We think you need these skills to ace Machine Learning Manager, London London
Some tips for your application 🫡
Tailor Your CV:Make sure your CV highlights relevant experience in machine learning and software engineering. Focus on your leadership roles, technical skills, and any projects that align with drug discovery or AI applications.
Craft a Compelling Cover Letter:In your cover letter, express your passion for machine learning and its impact on human health. Mention specific experiences that demonstrate your ability to lead teams and innovate in the field of AI.
Showcase Technical Skills:Clearly outline your proficiency in Python and any machine learning frameworks you’ve used. Include examples of scalable ML systems you've designed or deployed, especially in production environments.
Highlight Collaborative Experience:Isomorphic Labs values collaboration across disciplines. Share examples of how you've worked with cross-functional teams, particularly in scientific or research settings, to achieve common goals.

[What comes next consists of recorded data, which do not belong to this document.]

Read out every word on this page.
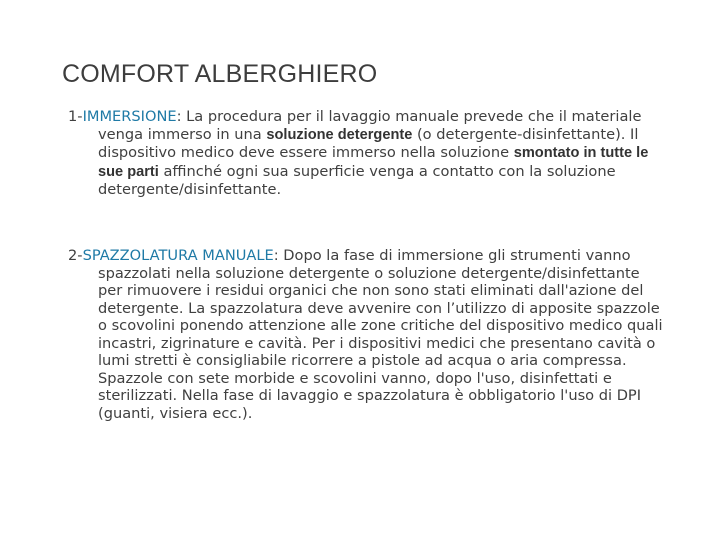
COMFORT ALBERGHIERO
1-IMMERSIONE: La procedura per il lavaggio manuale prevede che il materiale venga immerso in una soluzione detergente (o detergente-disinfettante). Il dispositivo medico deve essere immerso nella soluzione smontato in tutte le sue parti affinché ogni sua superficie venga a contatto con la soluzione detergente/disinfettante.
2-SPAZZOLATURA MANUALE: Dopo la fase di immersione gli strumenti vanno spazzolati nella soluzione detergente o soluzione detergente/disinfettante per rimuovere i residui organici che non sono stati eliminati dall'azione del detergente. La spazzolatura deve avvenire con l’utilizzo di apposite spazzole o scovolini ponendo attenzione alle zone critiche del dispositivo medico quali incastri, zigrinature e cavità. Per i dispositivi medici che presentano cavità o lumi stretti è consigliabile ricorrere a pistole ad acqua o aria compressa. Spazzole con sete morbide e scovolini vanno, dopo l'uso, disinfettati e sterilizzati. Nella fase di lavaggio e spazzolatura è obbligatorio l'uso di DPI (guanti, visiera ecc.).
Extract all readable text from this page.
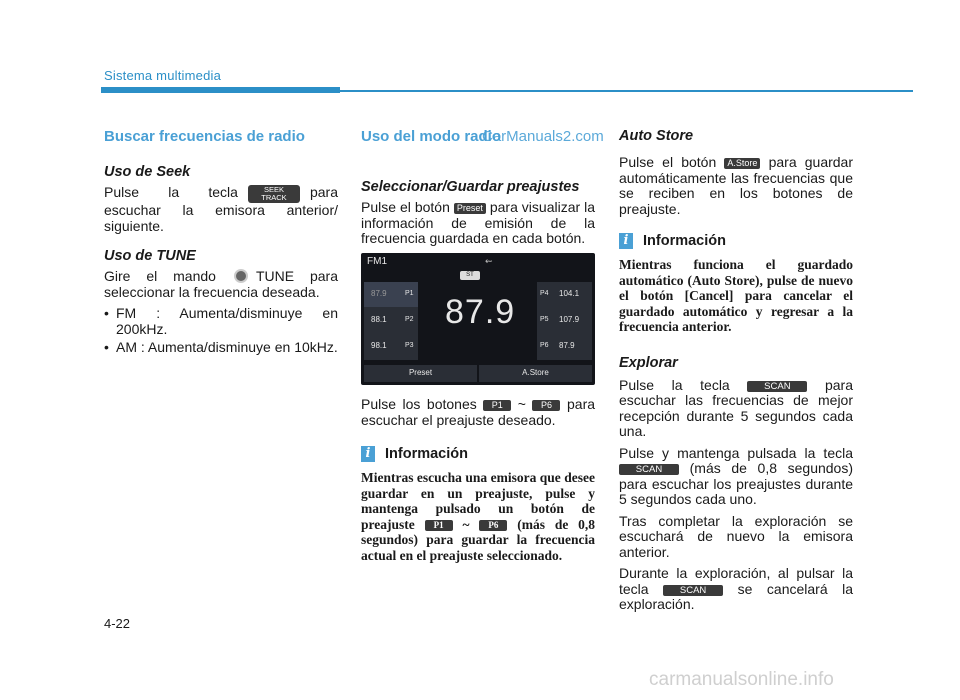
Sistema multimedia
Buscar frecuencias de radio
Uso de Seek

Pulse la tecla	SEEK
TRACK	para escuchar la emisora anterior/ siguiente.

Uso de TUNE

Gire el mando	TUNE para seleccionar la frecuencia deseada.

• FM : Aumenta/disminuye en 200kHz.
• AM : Aumenta/disminuye en 10kHz.
Uso del modo radio
Seleccionar/Guardar preajustes

Pulse el botón Preset para visualizar la información de emisión de la frecuencia guardada en cada botón.

FM1	⇜
ST
87.9	P1
88.1	P2
98.1	P3
87.9	P4 104.1
P5 107.9
P6 87.9
Preset	A.Store

Pulse los botones P1 ~ P6 para escuchar el preajuste deseado.

i	Información

Mientras escucha una emisora que desee guardar en un preajuste, pulse y mantenga pulsado un botón de preajuste P1 ~ P6 (más de 0,8 segundos) para guardar la frecuencia actual en el preajuste seleccionado.

Auto Store

Pulse el botón A.Store para guardar automáticamente las frecuencias que se reciben en los botones de preajuste.

i	Información

Mientras funciona el guardado automático (Auto Store), pulse de nuevo el botón [Cancel] para cancelar el guardado automático y regresar a la frecuencia anterior.

Explorar

Pulse la tecla	SCAN para escuchar las frecuencias de mejor recepción durante 5 segundos cada una.

Pulse y mantenga pulsada la tecla SCAN (más de 0,8 segundos) para escuchar los preajustes durante 5 segundos cada uno.

Tras completar la exploración se escuchará de nuevo la emisora anterior.

Durante la exploración, al pulsar la tecla	SCAN se cancelará la exploración.

CarManuals2.com
4-22
carmanualsonline.info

How to prepare for a job interview at Isomorphic Labs Limited
✨Showcase Your Technical Leadership
As a Machine Learning Manager, you'll need to demonstrate your ability to lead and mentor teams. Prepare examples of how you've guided engineering teams in the past, focusing on your approach to fostering collaboration and innovation.
✨Understand the Company’s Mission
Isomorphic Labs is focused on using AI for drug discovery. Familiarise yourself with their projects and values, and be ready to discuss how your experience aligns with their mission to solve diseases through innovative technology.
✨Prepare for Technical Questions
Expect in-depth questions about machine learning concepts, algorithms, and best practices. Brush up on your knowledge of frameworks like TensorFlow and PyTorch, and be prepared to discuss your experience with MLOps tools and scalable ML systems.
✨Demonstrate Problem-Solving Skills
Be ready to tackle hypothetical scenarios related to drug discovery and machine learning challenges. Think through your problem-solving process and articulate how you would approach complex issues in a collaborative environment.